No end of apologizing will heal the wounds of the colonial era. How can mere words redress the suffering and humiliation of thousands of comfort women? All but a few of them are long since gone.
And who believes Korean and Japanese scholars will ever agree on the texts of history books for students in both countries? It would be unrealistic to imagine that Koreans and Japanese, officially or personally, can come to terms with those and other hyper-sensitive issues.
Still, it should be possible to look ahead as President Yoon Suk-yeol is trying to do. It’s not clear how he hopes to get around profound differences, but at least he’s able to recognize the need to work with the Japanese against a common menace in the form of North Korea’s undying drive to impose its rule over the entire Korean Peninsula by flaunting its nukes and missiles.
No, Kim Jong-un is not so foolish as to dream of invading the South as his grandfather did 72 years ago, but his strategy is obvious. He thinks that by staging periodic missile tests and possibly a seventh nuclear test, he can get politicians and diplomats running around looking for dialogue and compromise, maybe in the form of relief from sanctions.
Ultimately, Kim dreams of persuading the United States and South Korea to give up their military alliance, with the U.S. finally withdrawing its forces.
President Yoon, looking to improve relations with Japan, has already rejected the appeasement policy of his predecessor, Moon Jae-in. Moon, no doubt, had the best of intentions. He believed that if he could maintain the dialogue that began amid such optimism with his three summits with Kim four years ago, he could bring about a rapprochement with the North.
Hopes were high after the American president, Donald Trump, was loving it up with Kim during their first summit in Singapore four years ago, on June 12, 2018.

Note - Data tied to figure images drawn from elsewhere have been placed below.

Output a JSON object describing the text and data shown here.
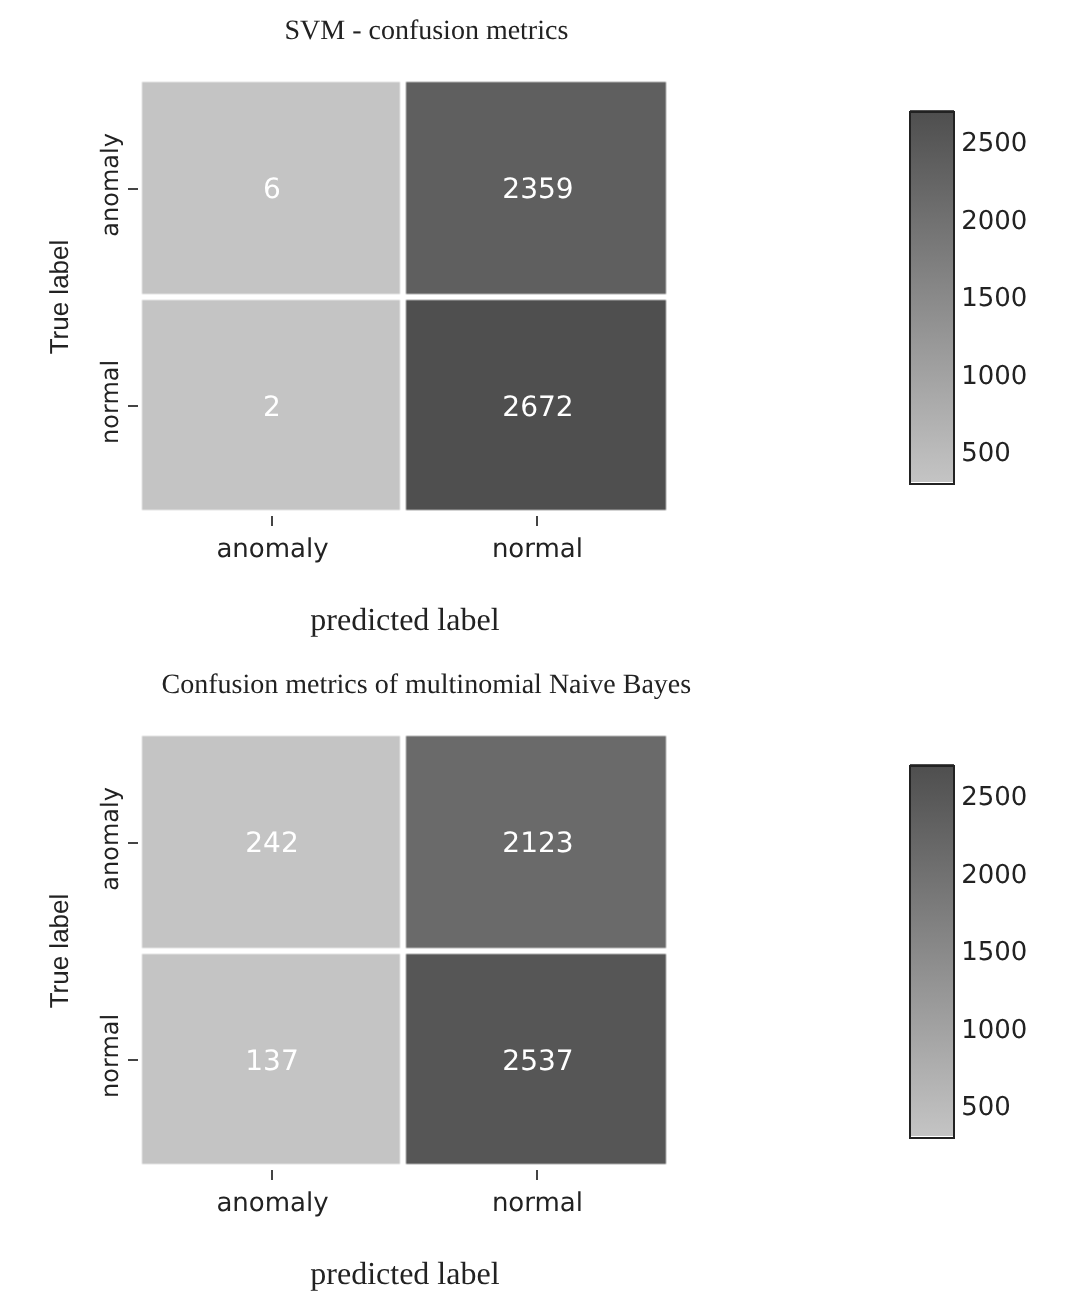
{
  "chart_data": [
    {
      "type": "heatmap",
      "title": "SVM - confusion metrics",
      "xlabel": "predicted label",
      "ylabel": "True label",
      "categories": [
        "anomaly",
        "normal"
      ],
      "y_categories": [
        "anomaly",
        "normal"
      ],
      "cells": [
        [
          6,
          2359
        ],
        [
          2,
          2672
        ]
      ],
      "data_labels": true,
      "clim": [
        300,
        2700
      ],
      "cticks": [
        500,
        1000,
        1500,
        2000,
        2500
      ]
    },
    {
      "type": "heatmap",
      "title": "Confusion metrics of multinomial Naive Bayes",
      "xlabel": "predicted label",
      "ylabel": "True label",
      "categories": [
        "anomaly",
        "normal"
      ],
      "y_categories": [
        "anomaly",
        "normal"
      ],
      "cells": [
        [
          242,
          2123
        ],
        [
          137,
          2537
        ]
      ],
      "data_labels": true,
      "clim": [
        300,
        2700
      ],
      "cticks": [
        500,
        1000,
        1500,
        2000,
        2500
      ]
    }
  ]
}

Since that halcyon period, Kim Jong-un has made amply clear he’s not going to follow through on anything, notably the pledge he and Trump signed for “complete denuclearization” of the Korean Peninsula. Not even the pandemic, for which North Korea was totally unprepared, will bring him to his senses.
Under the circumstances, it’s vital for South Korea and Japan to set aside historical grievances. That’s not to say Koreans should forget the iniquities of the colonial era. For mutual survival against a common foe, however, they have to recognize the benefits of military cooperation if not alliance.
It’s not just North Korea that South Korea needs to worry about. The North is backed up by two of the world’s biggest, most authoritarian, aggressive powers, China and Russia, both eager to expand their influence in the region.
South Korea and Japan have too much at stake, too much in common, to let the tragedy of the past jeopardize the promise of the future.